Most importantly, the study recommends four promising new interventions:

*Arkansas should re-introduce state funding to support school-based health clinics for under-served students or promote their development through the Coordinated School Health Initiative. 

*The state should aggressively implement any forthcoming recommendations of the Governor’s Task Force on After-School and Summer Programs. Research shows that summer learning loss and unproductive time between 3:00 p.m. and 6:00 p.m. are key causes of the achievement gap.
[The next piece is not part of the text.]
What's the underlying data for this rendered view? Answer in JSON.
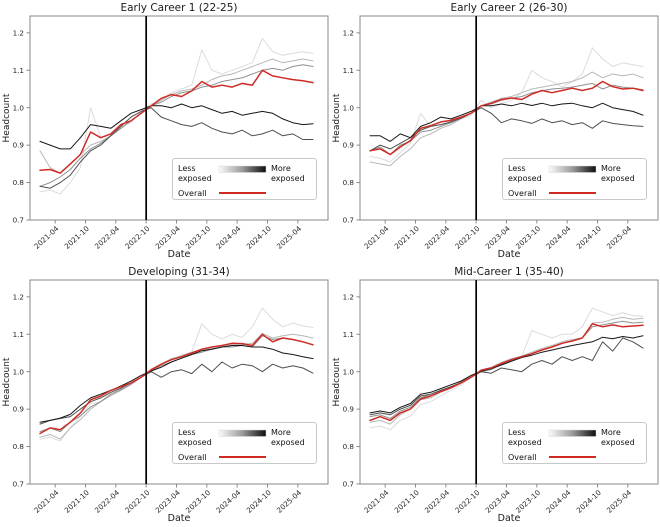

*State funding should be directed to reduce class sizes targeted to schools with high proportions of students from low-income, African American or Latino families. Research shows that class size reduction in the early grades can significantly improve test scores and graduation rates, especially among African American students.

*Arkansas can build on successes to encourage broader community-based organization to build social capital among parents. The state should sustain the successes achieved by Winthrop Rockefeller Foundation’s 21st Century Programs.